We want to explain to you how we will fix serious disagreements between us. When you use our product, you agree that we will hash out the argument outside of the courtroom. When we fix our argument outside of court under these rules, the outcome will last forever. We will use this “Hash-it-Out” Section when we disagree about anything in our larger Agreement or the product you bought from us. But if our disagreement gets started in a court that oversees smaller disagreements, we won’t use the “Hash-it-Out” way of fixing our differences.
That’s the opening to what is likely the first “Hash-it-Out" clause ever written. It’s the creation of Jay Hedges ‘21, who crafted it in response to the “Arbitration Challenge” Professor Jeff Sovern issued to students in his Consumer Protection course.
Every day, millions of Americans buy a car, take out a loan, or choose a wireless carrier. When they do, without giving it a second thought, they also sign a contract requiring that both parties resolve their grievances through arbitration instead of in court. Often hidden in the agreement’s fine print, these arbitration clauses are notorious for being chock-full of legal jargon that the average consumer—if they read them at all—can’t understand.
It’s a problem that Professor Sovern researches and writes about regularly. “A recent arbitration study found that the average arbitration clause is written at a level that requires more than two years of college to grasp," he says. “A study that I co-authored found that consumers don’t understand arbitration clauses at all. So, I asked my students to try drafting an arbitration clause that was at an eighth grade reading level, using the Flesch-Kincaid grade level test, though even that level is beyond the grasp of half of Americans.”
Hedges jumped right in. “I loved the idea of the assignment from the beginning," he says. “I didn't know what an arbitration clause was until I took Civil Procedure with Professor Sovern my 1L year. Since learning that many of my legal rights are restricted by these clauses, I’ve become nerdily interested in what exactly is hidden in those lengthy, obscure "Terms of Agreement" windows people usually click through hastily.”
As he worked the assignment to produce a clause that reads between an eighth- and ninth-grade level, Hedges found the biggest challenge, and greatest reward, was in the translation. “Law school is like learning a foreign language,” he shares. “And, more and more, I’m finding that the work of a lawyer is primarily that of translator. This exercise was a fun way to ‘test’ if and how well I could decode and re-write this particular language of the law using ordinary words and easy-to-read sentences while retaining the substance of the arbitration clause.”
That’s just the kind of takeaway Professor Sovern was hoping for when he issued his Arbitration Challenge. “I was curious to see what students would come up with," he says. “I also knew that one of the best ways to learn something is to try to teach it, and the assignment required students to do something like teaching. They had to use some of the same skills a lawyer uses to explain something to a client who is not a lawyer—which lawyers do all time.”
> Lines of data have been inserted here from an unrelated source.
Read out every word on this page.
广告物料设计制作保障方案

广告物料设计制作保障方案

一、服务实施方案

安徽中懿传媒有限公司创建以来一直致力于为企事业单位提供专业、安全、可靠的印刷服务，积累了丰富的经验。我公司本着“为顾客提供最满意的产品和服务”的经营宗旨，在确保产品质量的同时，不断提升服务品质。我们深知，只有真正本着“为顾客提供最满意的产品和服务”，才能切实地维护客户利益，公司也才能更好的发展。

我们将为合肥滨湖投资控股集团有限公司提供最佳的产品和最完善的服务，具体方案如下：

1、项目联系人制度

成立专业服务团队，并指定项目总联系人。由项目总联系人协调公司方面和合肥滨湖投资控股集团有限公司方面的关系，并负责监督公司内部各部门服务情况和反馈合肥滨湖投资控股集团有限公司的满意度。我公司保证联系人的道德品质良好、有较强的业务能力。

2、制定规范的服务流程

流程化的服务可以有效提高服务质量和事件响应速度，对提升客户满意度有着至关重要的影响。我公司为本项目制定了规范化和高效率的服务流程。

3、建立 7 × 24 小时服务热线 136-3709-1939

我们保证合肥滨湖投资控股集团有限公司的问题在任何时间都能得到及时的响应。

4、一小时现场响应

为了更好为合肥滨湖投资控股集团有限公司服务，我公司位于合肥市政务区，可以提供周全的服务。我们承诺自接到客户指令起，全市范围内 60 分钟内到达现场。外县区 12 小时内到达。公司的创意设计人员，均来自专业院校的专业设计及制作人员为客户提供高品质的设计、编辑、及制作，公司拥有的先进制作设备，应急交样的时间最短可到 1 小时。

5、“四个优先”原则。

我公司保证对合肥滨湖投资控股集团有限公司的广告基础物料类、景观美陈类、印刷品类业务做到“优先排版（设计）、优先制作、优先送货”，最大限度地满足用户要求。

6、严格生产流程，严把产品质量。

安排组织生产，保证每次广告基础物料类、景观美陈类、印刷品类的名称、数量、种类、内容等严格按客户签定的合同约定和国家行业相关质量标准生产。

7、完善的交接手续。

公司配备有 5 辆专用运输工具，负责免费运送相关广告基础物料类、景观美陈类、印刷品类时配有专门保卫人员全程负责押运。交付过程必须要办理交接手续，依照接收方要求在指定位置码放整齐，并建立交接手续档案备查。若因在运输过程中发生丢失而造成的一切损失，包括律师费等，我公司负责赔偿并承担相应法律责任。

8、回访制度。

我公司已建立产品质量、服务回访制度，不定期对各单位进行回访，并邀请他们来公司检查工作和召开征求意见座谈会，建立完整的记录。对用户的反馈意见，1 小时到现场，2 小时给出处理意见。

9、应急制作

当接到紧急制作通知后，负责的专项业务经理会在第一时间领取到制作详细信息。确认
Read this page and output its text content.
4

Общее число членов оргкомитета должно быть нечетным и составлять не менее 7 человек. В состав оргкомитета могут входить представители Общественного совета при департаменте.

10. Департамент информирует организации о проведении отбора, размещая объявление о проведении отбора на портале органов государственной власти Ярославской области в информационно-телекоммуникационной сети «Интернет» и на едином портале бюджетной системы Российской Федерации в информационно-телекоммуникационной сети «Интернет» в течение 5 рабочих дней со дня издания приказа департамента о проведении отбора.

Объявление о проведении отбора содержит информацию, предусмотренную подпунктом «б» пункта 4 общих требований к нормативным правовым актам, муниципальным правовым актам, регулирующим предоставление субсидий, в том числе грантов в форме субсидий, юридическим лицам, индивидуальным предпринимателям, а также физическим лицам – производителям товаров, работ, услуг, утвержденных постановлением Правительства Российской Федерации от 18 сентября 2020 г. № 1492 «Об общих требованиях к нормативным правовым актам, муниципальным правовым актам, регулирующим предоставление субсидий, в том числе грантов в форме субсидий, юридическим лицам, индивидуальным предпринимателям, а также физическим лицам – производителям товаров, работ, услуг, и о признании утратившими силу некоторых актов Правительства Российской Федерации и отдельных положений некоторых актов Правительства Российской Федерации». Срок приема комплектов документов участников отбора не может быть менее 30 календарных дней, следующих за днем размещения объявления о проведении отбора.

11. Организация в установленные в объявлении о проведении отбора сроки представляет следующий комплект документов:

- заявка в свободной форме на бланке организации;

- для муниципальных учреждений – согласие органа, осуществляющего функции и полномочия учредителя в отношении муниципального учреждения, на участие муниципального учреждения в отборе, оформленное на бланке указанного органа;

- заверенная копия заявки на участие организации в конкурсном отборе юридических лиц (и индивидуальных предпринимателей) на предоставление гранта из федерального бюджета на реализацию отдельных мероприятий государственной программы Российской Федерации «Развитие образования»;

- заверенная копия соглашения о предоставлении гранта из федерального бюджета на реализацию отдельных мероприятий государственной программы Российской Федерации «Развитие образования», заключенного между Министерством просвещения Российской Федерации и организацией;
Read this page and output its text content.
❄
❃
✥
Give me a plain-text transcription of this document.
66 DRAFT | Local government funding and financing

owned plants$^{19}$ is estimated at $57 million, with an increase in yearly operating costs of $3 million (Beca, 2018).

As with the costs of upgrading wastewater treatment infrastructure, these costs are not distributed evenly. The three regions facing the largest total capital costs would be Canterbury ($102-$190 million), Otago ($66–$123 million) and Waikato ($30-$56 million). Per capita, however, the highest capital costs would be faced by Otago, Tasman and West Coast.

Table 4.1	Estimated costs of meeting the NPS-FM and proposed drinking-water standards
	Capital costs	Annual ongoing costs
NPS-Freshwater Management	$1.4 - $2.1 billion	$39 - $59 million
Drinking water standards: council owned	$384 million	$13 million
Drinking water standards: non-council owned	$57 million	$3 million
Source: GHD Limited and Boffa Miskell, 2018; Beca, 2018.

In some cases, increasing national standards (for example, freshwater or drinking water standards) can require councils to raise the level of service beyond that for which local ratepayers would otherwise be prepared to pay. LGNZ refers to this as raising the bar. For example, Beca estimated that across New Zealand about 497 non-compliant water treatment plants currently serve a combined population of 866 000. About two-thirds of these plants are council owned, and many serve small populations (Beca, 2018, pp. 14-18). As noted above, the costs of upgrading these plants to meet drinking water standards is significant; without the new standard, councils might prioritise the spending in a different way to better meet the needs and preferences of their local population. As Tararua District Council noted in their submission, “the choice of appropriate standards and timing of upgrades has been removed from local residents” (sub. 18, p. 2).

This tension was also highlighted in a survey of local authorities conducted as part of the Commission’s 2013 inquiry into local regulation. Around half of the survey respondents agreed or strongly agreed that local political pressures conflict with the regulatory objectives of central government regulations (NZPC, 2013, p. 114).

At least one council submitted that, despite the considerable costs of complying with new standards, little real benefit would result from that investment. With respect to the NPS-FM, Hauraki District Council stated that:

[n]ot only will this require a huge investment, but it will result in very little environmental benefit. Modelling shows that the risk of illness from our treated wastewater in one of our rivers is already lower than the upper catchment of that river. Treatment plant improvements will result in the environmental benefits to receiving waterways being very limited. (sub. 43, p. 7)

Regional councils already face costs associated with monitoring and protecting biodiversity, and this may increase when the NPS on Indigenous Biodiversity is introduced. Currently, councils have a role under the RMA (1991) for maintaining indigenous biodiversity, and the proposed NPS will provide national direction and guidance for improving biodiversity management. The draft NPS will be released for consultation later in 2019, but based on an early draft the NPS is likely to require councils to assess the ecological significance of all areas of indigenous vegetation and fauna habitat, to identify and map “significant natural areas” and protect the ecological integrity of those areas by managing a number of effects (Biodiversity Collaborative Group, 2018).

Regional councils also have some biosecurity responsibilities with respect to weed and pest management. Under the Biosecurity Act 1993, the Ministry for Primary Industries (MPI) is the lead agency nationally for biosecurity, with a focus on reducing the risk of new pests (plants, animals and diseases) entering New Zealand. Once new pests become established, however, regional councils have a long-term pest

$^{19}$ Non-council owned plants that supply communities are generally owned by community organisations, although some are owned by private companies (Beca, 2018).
With his Hash-it-Out clause now complete, Hedges appreciates the assignment’s lasting value, and says it will inform the work he looks forward to doing as a tenant lawyer in New York City. “I now see how important it is to explain consumer contracts, like apartment leases, to clients in clear and simple terms, so they know what’s expected of them and what rights they have,” he says. “This assignment taught me that lawyers can translate even the densest legalese, like that found in arbitration clauses, in a way that’s understandable. And that’s a vital first step for us to take in empowering our clients.”